The existence of the sequence and a core annotation has driven researchers worldwide to collect experimental data and perform computational analysis on a genomic scale. One of the most powerful aspects of the genome browsers has been the way that they encourage the integration of external data. Technologies such as the distributed annotation system (DAS) (Dowell et al., 2001), which facilitate this, are based on the recognition that there is too much data that can be related to the genome to be stored in a single database. This virtual integration of annotation will drive progress in our understanding the genome by allowing researchers to easily share and compare different data.
6. Epilogue
The HGP established a clear set of goals (Table 2), within which targets were set and regularly updated in a series of five-year plans. Given the knowledge and capacity for sequencing and analysis at the outset of the Project, these were enormously challenging.
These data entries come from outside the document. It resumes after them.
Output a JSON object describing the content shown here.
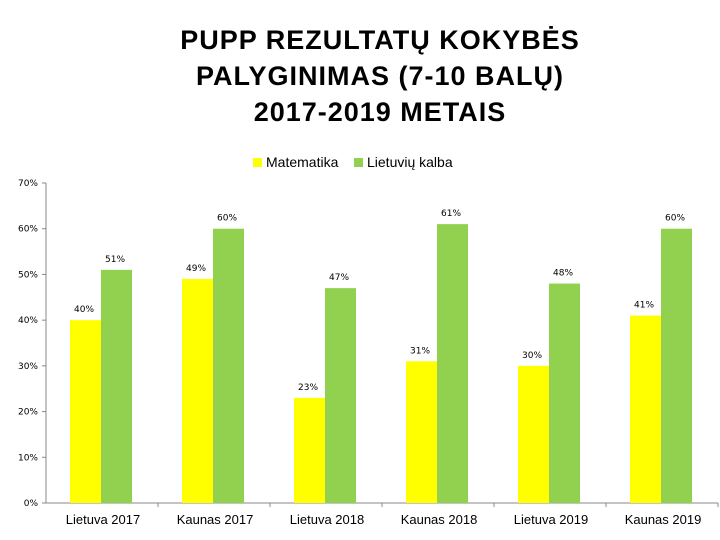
{
  "title_lines": [
    "PUPP REZULTATŲ KOKYBĖS",
    "PALYGINIMAS (7-10 BALŲ)",
    "2017-2019 METAIS"
  ],
  "chart_data": {
    "type": "bar",
    "title": "PUPP REZULTATŲ KOKYBĖS PALYGINIMAS (7-10 BALŲ) 2017-2019 METAIS",
    "categories": [
      "Lietuva 2017",
      "Kaunas 2017",
      "Lietuva 2018",
      "Kaunas 2018",
      "Lietuva 2019",
      "Kaunas 2019"
    ],
    "series": [
      {
        "name": "Matematika",
        "color": "#ffff00",
        "values": [
          40,
          49,
          23,
          31,
          30,
          41
        ],
        "labels": [
          "40%",
          "49%",
          "23%",
          "31%",
          "30%",
          "41%"
        ]
      },
      {
        "name": "Lietuvių kalba",
        "color": "#92d050",
        "values": [
          51,
          60,
          47,
          61,
          48,
          60
        ],
        "labels": [
          "51%",
          "60%",
          "47%",
          "61%",
          "48%",
          "60%"
        ]
      }
    ],
    "ylim": [
      0,
      70
    ],
    "yticks": [
      "0%",
      "10%",
      "20%",
      "30%",
      "40%",
      "50%",
      "60%",
      "70%"
    ],
    "grid": false,
    "legend": "top"
  }
}
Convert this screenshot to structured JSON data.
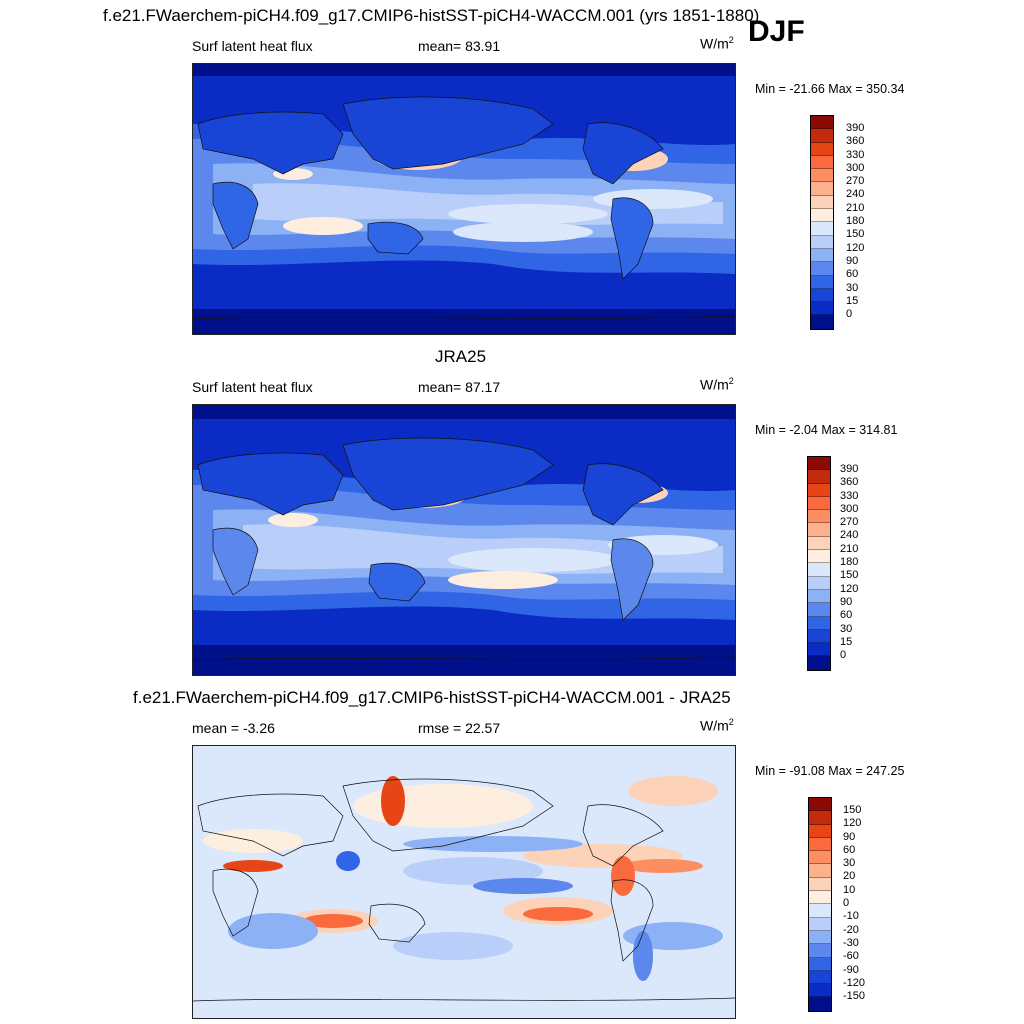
{
  "figure": {
    "title_case": "f.e21.FWaerchem-piCH4.f09_g17.CMIP6-histSST-piCH4-WACCM.001 (yrs 1851-1880)",
    "season": "DJF"
  },
  "panels": [
    {
      "id": "model",
      "left_label": "Surf latent heat flux",
      "center_label": "mean=  83.91",
      "units": "W/m",
      "units_sup": "2",
      "minmax": "Min = -21.66 Max = 350.34",
      "colorbar": {
        "labels": [
          "390",
          "360",
          "330",
          "300",
          "270",
          "240",
          "210",
          "180",
          "150",
          "120",
          "90",
          "60",
          "30",
          "15",
          "0"
        ],
        "colors": [
          "#8b0a05",
          "#c22b0c",
          "#e84516",
          "#fb6a3d",
          "#fc8e62",
          "#fcb08c",
          "#fcd2b8",
          "#fdeedf",
          "#dbe8fb",
          "#b9cff9",
          "#8cb1f5",
          "#5c88ee",
          "#3065e6",
          "#1845d6",
          "#0a2bc4",
          "#00108a"
        ]
      }
    },
    {
      "id": "obs",
      "title": "JRA25",
      "left_label": "Surf latent heat flux",
      "center_label": "mean=  87.17",
      "units": "W/m",
      "units_sup": "2",
      "minmax": "Min =  -2.04 Max = 314.81",
      "colorbar": {
        "labels": [
          "390",
          "360",
          "330",
          "300",
          "270",
          "240",
          "210",
          "180",
          "150",
          "120",
          "90",
          "60",
          "30",
          "15",
          "0"
        ],
        "colors": [
          "#8b0a05",
          "#c22b0c",
          "#e84516",
          "#fb6a3d",
          "#fc8e62",
          "#fcb08c",
          "#fcd2b8",
          "#fdeedf",
          "#dbe8fb",
          "#b9cff9",
          "#8cb1f5",
          "#5c88ee",
          "#3065e6",
          "#1845d6",
          "#0a2bc4",
          "#00108a"
        ]
      }
    },
    {
      "id": "diff",
      "title": "f.e21.FWaerchem-piCH4.f09_g17.CMIP6-histSST-piCH4-WACCM.001 - JRA25",
      "left_label": "mean =  -3.26",
      "center_label": "rmse =  22.57",
      "units": "W/m",
      "units_sup": "2",
      "minmax": "Min = -91.08 Max = 247.25",
      "colorbar": {
        "labels": [
          "150",
          "120",
          "90",
          "60",
          "30",
          "20",
          "10",
          "0",
          "-10",
          "-20",
          "-30",
          "-60",
          "-90",
          "-120",
          "-150"
        ],
        "colors": [
          "#8b0a05",
          "#c22b0c",
          "#e84516",
          "#fb6a3d",
          "#fc8e62",
          "#fcb08c",
          "#fcd2b8",
          "#fdeedf",
          "#dbe8fb",
          "#b9cff9",
          "#8cb1f5",
          "#5c88ee",
          "#3065e6",
          "#1845d6",
          "#0a2bc4",
          "#00108a"
        ]
      }
    }
  ]
}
Each was met and exceeded. With the goals of the HGP achieved, the centers involved in the project continue to improve the sequence of the human genome, to sequence genomes of other organisms and, above all, to grapple with the real quest of turning this information into biomedical benefit.
Beyond the genome itself, the boldness of the HGP project – to rapidly generate such a critical and huge dataset, through a coordinated public project with immediate public release – has not only transformed biology, but has had a major impact on what is viewed as possible through public research. The HGP has been a triumph for an open data access model of scientific research and has led to policy changes to support this better in future (Dennis, 2003; Editor, 2003). Coming at a time of the success of other open models in software development (open source) and in open access publishing, there are serious questions as to whether this can go as far as open source drug development (Economist, 2004).
Knowledge of our genome sequence means that biologists can do experiments that were not possible in 1999, and can study in detail diseases that had too complex a genetic basis before the catalog of genes was available. Only rarely do biological experiments transform our world. With its careful attention to quality, to free release, and to ethical issues, the HGP has produced a resource that can truly benefit all of humankind.